▼米国西海岸の古紙回収事業では一番遅れて進出したJPだが、日本企業では唯一生き残ったばかりか、3社3プラント(ヤード)体制で拡張を目指す。米国の古紙プラントでは事務所にドアプライス(仕入れ価格)を掲示しており、1週間ぐらいごとに価格が変動する。日本にない習慣なので、初めて米国に出かけた時は興味を引かれた。オープンな市場とは逆に、事務所の出入りは鍵がかけられ厳重そのもの。さらに窓にはすべて鉄格子がはまっていた。
▼直近に米国へ出かけたのは09年春。丸紅のPPF社を訪問し、前年秋にリーマンショックの影響で大暴落した古紙市況や回収状況などについて訊ねる。直接現地の話が聞きたかったためだ。西海岸のドルベースの輸出価格は現在、リーマンショック前に戻り、すっかり立ち直った。
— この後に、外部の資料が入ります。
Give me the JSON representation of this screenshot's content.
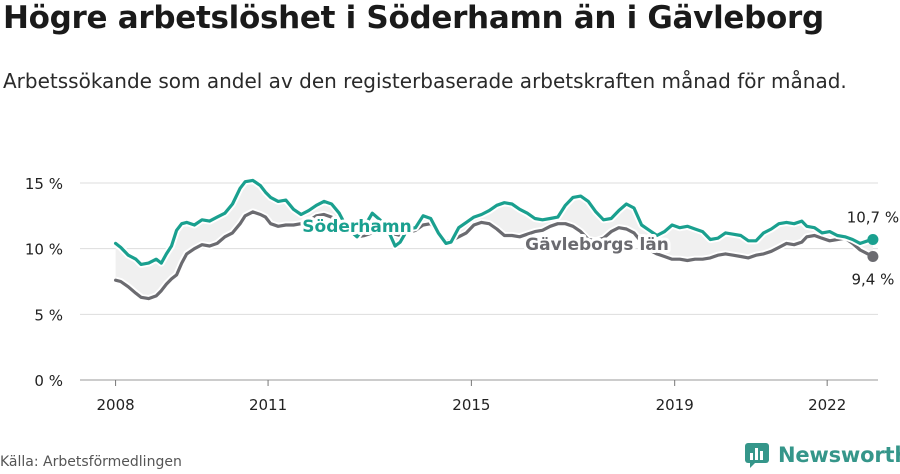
{
  "header": {
    "title": "Högre arbetslöshet i Söderhamn än i Gävleborg",
    "subtitle": "Arbetssökande som andel av den registerbaserade arbetskraften månad för månad."
  },
  "footer": {
    "source": "Källa: Arbetsförmedlingen",
    "brand": "Newsworthy"
  },
  "colors": {
    "soderhamn": "#1aa08f",
    "gavleborg": "#6b6b70",
    "fill": "#f0f0f0",
    "grid": "#dddddd"
  },
  "chart_data": {
    "type": "line",
    "title": "Högre arbetslöshet i Söderhamn än i Gävleborg",
    "ylim": [
      0,
      15
    ],
    "y_ticks": [
      "0 %",
      "5 %",
      "10 %",
      "15 %"
    ],
    "x_ticks": [
      "2008",
      "2011",
      "2015",
      "2019",
      "2022"
    ],
    "x_tick_values": [
      2008,
      2011,
      2015,
      2019,
      2022
    ],
    "x_range": [
      2007.3,
      2023.0
    ],
    "grid": true,
    "series": [
      {
        "name": "Söderhamn",
        "end_label": "10,7 %",
        "points": [
          [
            2008.0,
            10.4
          ],
          [
            2008.1,
            10.1
          ],
          [
            2008.25,
            9.5
          ],
          [
            2008.4,
            9.2
          ],
          [
            2008.5,
            8.8
          ],
          [
            2008.65,
            8.9
          ],
          [
            2008.8,
            9.2
          ],
          [
            2008.9,
            8.9
          ],
          [
            2009.0,
            9.6
          ],
          [
            2009.1,
            10.2
          ],
          [
            2009.2,
            11.4
          ],
          [
            2009.3,
            11.9
          ],
          [
            2009.4,
            12.0
          ],
          [
            2009.55,
            11.8
          ],
          [
            2009.7,
            12.2
          ],
          [
            2009.85,
            12.1
          ],
          [
            2010.0,
            12.4
          ],
          [
            2010.15,
            12.7
          ],
          [
            2010.3,
            13.4
          ],
          [
            2010.45,
            14.6
          ],
          [
            2010.55,
            15.1
          ],
          [
            2010.7,
            15.2
          ],
          [
            2010.85,
            14.8
          ],
          [
            2010.95,
            14.3
          ],
          [
            2011.05,
            13.9
          ],
          [
            2011.2,
            13.6
          ],
          [
            2011.35,
            13.7
          ],
          [
            2011.5,
            13.0
          ],
          [
            2011.65,
            12.6
          ],
          [
            2011.8,
            12.9
          ],
          [
            2011.95,
            13.3
          ],
          [
            2012.1,
            13.6
          ],
          [
            2012.25,
            13.4
          ],
          [
            2012.4,
            12.7
          ],
          [
            2012.55,
            11.6
          ],
          [
            2012.75,
            10.9
          ],
          [
            2012.9,
            11.7
          ],
          [
            2013.05,
            12.7
          ],
          [
            2013.2,
            12.2
          ],
          [
            2013.35,
            11.5
          ],
          [
            2013.5,
            10.2
          ],
          [
            2013.6,
            10.5
          ],
          [
            2013.75,
            11.5
          ],
          [
            2013.9,
            11.6
          ],
          [
            2014.05,
            12.5
          ],
          [
            2014.2,
            12.3
          ],
          [
            2014.35,
            11.2
          ],
          [
            2014.5,
            10.4
          ],
          [
            2014.6,
            10.5
          ],
          [
            2014.75,
            11.6
          ],
          [
            2014.9,
            12.0
          ],
          [
            2015.05,
            12.4
          ],
          [
            2015.2,
            12.6
          ],
          [
            2015.35,
            12.9
          ],
          [
            2015.5,
            13.3
          ],
          [
            2015.65,
            13.5
          ],
          [
            2015.8,
            13.4
          ],
          [
            2015.95,
            13.0
          ],
          [
            2016.1,
            12.7
          ],
          [
            2016.25,
            12.3
          ],
          [
            2016.4,
            12.2
          ],
          [
            2016.55,
            12.3
          ],
          [
            2016.7,
            12.4
          ],
          [
            2016.85,
            13.3
          ],
          [
            2017.0,
            13.9
          ],
          [
            2017.15,
            14.0
          ],
          [
            2017.3,
            13.6
          ],
          [
            2017.45,
            12.8
          ],
          [
            2017.6,
            12.2
          ],
          [
            2017.75,
            12.3
          ],
          [
            2017.9,
            12.9
          ],
          [
            2018.05,
            13.4
          ],
          [
            2018.2,
            13.1
          ],
          [
            2018.35,
            11.8
          ],
          [
            2018.5,
            11.4
          ],
          [
            2018.65,
            11.0
          ],
          [
            2018.8,
            11.3
          ],
          [
            2018.95,
            11.8
          ],
          [
            2019.1,
            11.6
          ],
          [
            2019.25,
            11.7
          ],
          [
            2019.4,
            11.5
          ],
          [
            2019.55,
            11.3
          ],
          [
            2019.7,
            10.7
          ],
          [
            2019.85,
            10.8
          ],
          [
            2020.0,
            11.2
          ],
          [
            2020.15,
            11.1
          ],
          [
            2020.3,
            11.0
          ],
          [
            2020.45,
            10.6
          ],
          [
            2020.6,
            10.6
          ],
          [
            2020.75,
            11.2
          ],
          [
            2020.9,
            11.5
          ],
          [
            2021.05,
            11.9
          ],
          [
            2021.2,
            12.0
          ],
          [
            2021.35,
            11.9
          ],
          [
            2021.5,
            12.1
          ],
          [
            2021.6,
            11.7
          ],
          [
            2021.75,
            11.6
          ],
          [
            2021.9,
            11.2
          ],
          [
            2022.05,
            11.3
          ],
          [
            2022.2,
            11.0
          ],
          [
            2022.35,
            10.9
          ],
          [
            2022.5,
            10.7
          ],
          [
            2022.65,
            10.4
          ],
          [
            2022.8,
            10.6
          ],
          [
            2022.9,
            10.7
          ]
        ]
      },
      {
        "name": "Gävleborgs län",
        "end_label": "9,4 %",
        "points": [
          [
            2008.0,
            7.6
          ],
          [
            2008.1,
            7.5
          ],
          [
            2008.25,
            7.1
          ],
          [
            2008.4,
            6.6
          ],
          [
            2008.5,
            6.3
          ],
          [
            2008.65,
            6.2
          ],
          [
            2008.8,
            6.4
          ],
          [
            2008.9,
            6.8
          ],
          [
            2009.0,
            7.3
          ],
          [
            2009.1,
            7.7
          ],
          [
            2009.2,
            8.0
          ],
          [
            2009.3,
            8.9
          ],
          [
            2009.4,
            9.6
          ],
          [
            2009.55,
            10.0
          ],
          [
            2009.7,
            10.3
          ],
          [
            2009.85,
            10.2
          ],
          [
            2010.0,
            10.4
          ],
          [
            2010.15,
            10.9
          ],
          [
            2010.3,
            11.2
          ],
          [
            2010.45,
            11.9
          ],
          [
            2010.55,
            12.5
          ],
          [
            2010.7,
            12.8
          ],
          [
            2010.85,
            12.6
          ],
          [
            2010.95,
            12.4
          ],
          [
            2011.05,
            11.9
          ],
          [
            2011.2,
            11.7
          ],
          [
            2011.35,
            11.8
          ],
          [
            2011.5,
            11.8
          ],
          [
            2011.65,
            11.9
          ],
          [
            2011.8,
            12.1
          ],
          [
            2011.95,
            12.5
          ],
          [
            2012.1,
            12.6
          ],
          [
            2012.25,
            12.4
          ],
          [
            2012.4,
            11.9
          ],
          [
            2012.55,
            11.4
          ],
          [
            2012.75,
            10.9
          ],
          [
            2012.9,
            11.0
          ],
          [
            2013.05,
            11.2
          ],
          [
            2013.2,
            11.4
          ],
          [
            2013.35,
            11.3
          ],
          [
            2013.5,
            11.1
          ],
          [
            2013.6,
            11.0
          ],
          [
            2013.75,
            11.2
          ],
          [
            2013.9,
            11.4
          ],
          [
            2014.05,
            11.8
          ],
          [
            2014.2,
            11.9
          ],
          [
            2014.35,
            11.2
          ],
          [
            2014.5,
            10.6
          ],
          [
            2014.6,
            10.6
          ],
          [
            2014.75,
            10.9
          ],
          [
            2014.9,
            11.2
          ],
          [
            2015.05,
            11.8
          ],
          [
            2015.2,
            12.0
          ],
          [
            2015.35,
            11.9
          ],
          [
            2015.5,
            11.5
          ],
          [
            2015.65,
            11.0
          ],
          [
            2015.8,
            11.0
          ],
          [
            2015.95,
            10.9
          ],
          [
            2016.1,
            11.1
          ],
          [
            2016.25,
            11.3
          ],
          [
            2016.4,
            11.4
          ],
          [
            2016.55,
            11.7
          ],
          [
            2016.7,
            11.9
          ],
          [
            2016.85,
            11.9
          ],
          [
            2017.0,
            11.7
          ],
          [
            2017.15,
            11.3
          ],
          [
            2017.3,
            10.7
          ],
          [
            2017.45,
            10.6
          ],
          [
            2017.6,
            10.8
          ],
          [
            2017.75,
            11.3
          ],
          [
            2017.9,
            11.6
          ],
          [
            2018.05,
            11.5
          ],
          [
            2018.2,
            11.2
          ],
          [
            2018.35,
            10.5
          ],
          [
            2018.5,
            9.9
          ],
          [
            2018.65,
            9.6
          ],
          [
            2018.8,
            9.4
          ],
          [
            2018.95,
            9.2
          ],
          [
            2019.1,
            9.2
          ],
          [
            2019.25,
            9.1
          ],
          [
            2019.4,
            9.2
          ],
          [
            2019.55,
            9.2
          ],
          [
            2019.7,
            9.3
          ],
          [
            2019.85,
            9.5
          ],
          [
            2020.0,
            9.6
          ],
          [
            2020.15,
            9.5
          ],
          [
            2020.3,
            9.4
          ],
          [
            2020.45,
            9.3
          ],
          [
            2020.6,
            9.5
          ],
          [
            2020.75,
            9.6
          ],
          [
            2020.9,
            9.8
          ],
          [
            2021.05,
            10.1
          ],
          [
            2021.2,
            10.4
          ],
          [
            2021.35,
            10.3
          ],
          [
            2021.5,
            10.5
          ],
          [
            2021.6,
            10.9
          ],
          [
            2021.75,
            11.0
          ],
          [
            2021.9,
            10.8
          ],
          [
            2022.05,
            10.6
          ],
          [
            2022.2,
            10.7
          ],
          [
            2022.35,
            10.8
          ],
          [
            2022.5,
            10.4
          ],
          [
            2022.65,
            9.9
          ],
          [
            2022.8,
            9.6
          ],
          [
            2022.9,
            9.4
          ]
        ]
      }
    ]
  }
}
それでも丸紅が撤退したのは、単独のヤードでは更なる成長戦略が描きにくいなどの理由による。
▼1990年代、日本の商社が相次いで米国での古紙回収事業に進出したのは、日本へ古紙を輸出するのが狙いだった。しかし時代は変わり、日本そのものが古紙輸出国になり、輸入は激減した。こうした状況の変化で、進出していた日本の4商社のうち3社が撤退することになった。